Could you tell me if that's the planned way to do it?

To answer this, it was not something planned... I have never done this so it took a while to understand what you were going for. The intermediate withnt/withda step was the X/Y problem part I couldn't understand.

Anyway I think my first options is close to as clean as this could be.

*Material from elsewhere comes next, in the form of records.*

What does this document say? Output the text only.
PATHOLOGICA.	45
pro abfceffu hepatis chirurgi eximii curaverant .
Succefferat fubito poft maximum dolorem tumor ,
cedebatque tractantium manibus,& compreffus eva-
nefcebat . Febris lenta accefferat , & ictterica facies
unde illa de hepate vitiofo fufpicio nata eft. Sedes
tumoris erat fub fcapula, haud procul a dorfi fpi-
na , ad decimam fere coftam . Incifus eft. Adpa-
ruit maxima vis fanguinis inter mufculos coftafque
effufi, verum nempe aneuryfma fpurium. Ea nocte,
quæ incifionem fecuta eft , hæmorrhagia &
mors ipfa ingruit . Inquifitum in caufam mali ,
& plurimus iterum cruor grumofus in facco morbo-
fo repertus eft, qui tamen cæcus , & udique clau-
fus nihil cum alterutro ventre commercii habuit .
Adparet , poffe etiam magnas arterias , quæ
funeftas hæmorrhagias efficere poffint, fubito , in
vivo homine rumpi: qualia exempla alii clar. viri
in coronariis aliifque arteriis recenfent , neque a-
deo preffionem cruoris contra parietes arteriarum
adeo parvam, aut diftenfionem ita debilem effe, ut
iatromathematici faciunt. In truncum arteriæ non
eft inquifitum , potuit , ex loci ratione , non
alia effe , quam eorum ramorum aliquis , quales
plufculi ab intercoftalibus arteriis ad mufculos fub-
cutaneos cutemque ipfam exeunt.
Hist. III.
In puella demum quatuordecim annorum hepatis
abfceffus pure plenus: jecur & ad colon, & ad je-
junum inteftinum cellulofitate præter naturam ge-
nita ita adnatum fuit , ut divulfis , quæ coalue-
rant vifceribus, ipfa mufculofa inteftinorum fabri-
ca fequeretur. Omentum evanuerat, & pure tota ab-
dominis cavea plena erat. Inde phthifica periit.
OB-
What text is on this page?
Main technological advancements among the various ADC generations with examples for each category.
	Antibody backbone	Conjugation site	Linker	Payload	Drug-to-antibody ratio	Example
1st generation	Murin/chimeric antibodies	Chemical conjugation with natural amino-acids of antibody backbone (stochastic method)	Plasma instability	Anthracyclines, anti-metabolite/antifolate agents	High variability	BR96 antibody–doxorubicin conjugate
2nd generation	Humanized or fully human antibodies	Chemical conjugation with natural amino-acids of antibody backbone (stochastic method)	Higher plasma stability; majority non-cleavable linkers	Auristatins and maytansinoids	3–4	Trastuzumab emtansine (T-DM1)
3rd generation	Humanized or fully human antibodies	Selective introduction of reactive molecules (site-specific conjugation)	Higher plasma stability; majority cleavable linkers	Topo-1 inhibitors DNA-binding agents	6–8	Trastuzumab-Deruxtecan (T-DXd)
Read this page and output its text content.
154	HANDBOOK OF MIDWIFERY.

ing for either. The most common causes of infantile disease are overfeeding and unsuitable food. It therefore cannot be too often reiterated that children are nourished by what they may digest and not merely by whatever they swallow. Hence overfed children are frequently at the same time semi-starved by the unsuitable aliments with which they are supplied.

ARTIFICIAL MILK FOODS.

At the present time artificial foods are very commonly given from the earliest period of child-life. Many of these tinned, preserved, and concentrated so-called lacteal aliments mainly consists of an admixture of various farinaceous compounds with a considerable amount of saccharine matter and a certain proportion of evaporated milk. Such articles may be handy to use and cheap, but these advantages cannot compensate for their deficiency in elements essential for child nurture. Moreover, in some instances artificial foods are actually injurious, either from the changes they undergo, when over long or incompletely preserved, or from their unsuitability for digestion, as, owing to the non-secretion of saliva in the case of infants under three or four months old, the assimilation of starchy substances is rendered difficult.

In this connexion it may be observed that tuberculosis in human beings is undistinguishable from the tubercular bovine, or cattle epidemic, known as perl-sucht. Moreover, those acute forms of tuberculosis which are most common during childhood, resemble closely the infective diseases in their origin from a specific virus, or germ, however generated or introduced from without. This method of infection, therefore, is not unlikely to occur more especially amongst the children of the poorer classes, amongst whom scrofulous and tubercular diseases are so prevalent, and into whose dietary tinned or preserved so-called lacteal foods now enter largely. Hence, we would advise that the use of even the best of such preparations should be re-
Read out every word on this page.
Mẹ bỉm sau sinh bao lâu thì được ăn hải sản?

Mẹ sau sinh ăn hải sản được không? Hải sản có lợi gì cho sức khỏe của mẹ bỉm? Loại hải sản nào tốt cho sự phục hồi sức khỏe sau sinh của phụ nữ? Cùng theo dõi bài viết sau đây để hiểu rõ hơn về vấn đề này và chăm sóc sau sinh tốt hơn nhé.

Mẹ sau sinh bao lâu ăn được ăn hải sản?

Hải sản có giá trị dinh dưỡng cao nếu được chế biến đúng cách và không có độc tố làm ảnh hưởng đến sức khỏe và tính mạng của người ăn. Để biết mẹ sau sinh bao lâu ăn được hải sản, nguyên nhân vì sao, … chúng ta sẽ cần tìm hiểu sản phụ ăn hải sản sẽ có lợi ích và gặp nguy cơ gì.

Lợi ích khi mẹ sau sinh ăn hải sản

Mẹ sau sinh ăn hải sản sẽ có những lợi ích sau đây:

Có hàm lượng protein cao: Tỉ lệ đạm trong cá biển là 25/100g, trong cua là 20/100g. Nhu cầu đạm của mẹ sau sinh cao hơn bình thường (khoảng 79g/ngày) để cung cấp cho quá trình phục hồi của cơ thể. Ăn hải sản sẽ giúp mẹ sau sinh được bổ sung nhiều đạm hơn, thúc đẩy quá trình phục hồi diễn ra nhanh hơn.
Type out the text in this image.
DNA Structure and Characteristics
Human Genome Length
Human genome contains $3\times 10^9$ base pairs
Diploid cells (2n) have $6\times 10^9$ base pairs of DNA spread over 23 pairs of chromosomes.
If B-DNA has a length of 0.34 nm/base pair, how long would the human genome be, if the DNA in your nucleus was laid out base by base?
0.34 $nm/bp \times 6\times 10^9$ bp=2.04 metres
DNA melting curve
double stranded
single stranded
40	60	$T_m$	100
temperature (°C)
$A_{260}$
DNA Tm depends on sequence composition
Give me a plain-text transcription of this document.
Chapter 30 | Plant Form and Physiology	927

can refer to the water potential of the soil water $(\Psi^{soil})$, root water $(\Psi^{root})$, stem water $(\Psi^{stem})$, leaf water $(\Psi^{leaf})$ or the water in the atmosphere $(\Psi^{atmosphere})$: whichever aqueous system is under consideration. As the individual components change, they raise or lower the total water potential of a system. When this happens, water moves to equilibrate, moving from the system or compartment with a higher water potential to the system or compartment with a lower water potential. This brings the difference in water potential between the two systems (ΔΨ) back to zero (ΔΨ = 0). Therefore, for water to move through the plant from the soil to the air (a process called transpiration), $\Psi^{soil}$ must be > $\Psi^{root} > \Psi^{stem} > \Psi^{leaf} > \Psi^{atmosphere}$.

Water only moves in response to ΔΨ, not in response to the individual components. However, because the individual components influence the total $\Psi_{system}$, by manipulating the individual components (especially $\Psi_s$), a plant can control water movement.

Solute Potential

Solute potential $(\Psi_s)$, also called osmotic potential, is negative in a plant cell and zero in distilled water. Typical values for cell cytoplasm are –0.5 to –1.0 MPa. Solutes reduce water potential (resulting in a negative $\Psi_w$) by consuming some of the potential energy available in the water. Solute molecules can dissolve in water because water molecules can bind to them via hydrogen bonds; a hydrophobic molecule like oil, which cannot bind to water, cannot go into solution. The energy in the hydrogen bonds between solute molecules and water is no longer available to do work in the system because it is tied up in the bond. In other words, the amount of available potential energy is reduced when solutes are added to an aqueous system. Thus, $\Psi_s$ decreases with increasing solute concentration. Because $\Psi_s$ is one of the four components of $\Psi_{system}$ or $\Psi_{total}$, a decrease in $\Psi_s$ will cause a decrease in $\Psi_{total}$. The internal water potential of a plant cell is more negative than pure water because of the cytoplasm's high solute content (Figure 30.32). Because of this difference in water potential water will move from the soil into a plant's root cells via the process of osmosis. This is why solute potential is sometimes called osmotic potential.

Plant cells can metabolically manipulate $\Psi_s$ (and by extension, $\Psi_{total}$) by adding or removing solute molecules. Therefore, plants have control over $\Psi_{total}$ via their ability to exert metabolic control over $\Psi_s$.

rafaqz commented 3 months ago

Another way using map and broadcasts instead of the nested comprehension:

julia> map(dims(da)) do d
           tuple.((name(d),), d, sum.(getindex.((da,), DimSelectors(d))))
       end |> Iterators.flatten |> collect
7-element Vector{Tuple{Symbol, String, Float64}}:
 (:ena, "alpha", 2.25703502389387)
 (:ena, "bita", 2.8719368864693973)
 (:dio, "gamma", 3.551405508439701)
 (:dio, "delta", 1.5775664019235667)
 (:tria, "epsilon", 2.0758986905037986)
 (:tria, "zita", 0.5929275888107981)
 (:tria, "ita", 2.460145631048671)
filchristou commented 3 months ago

got it. okey, thanks a lot ! I close this issue now.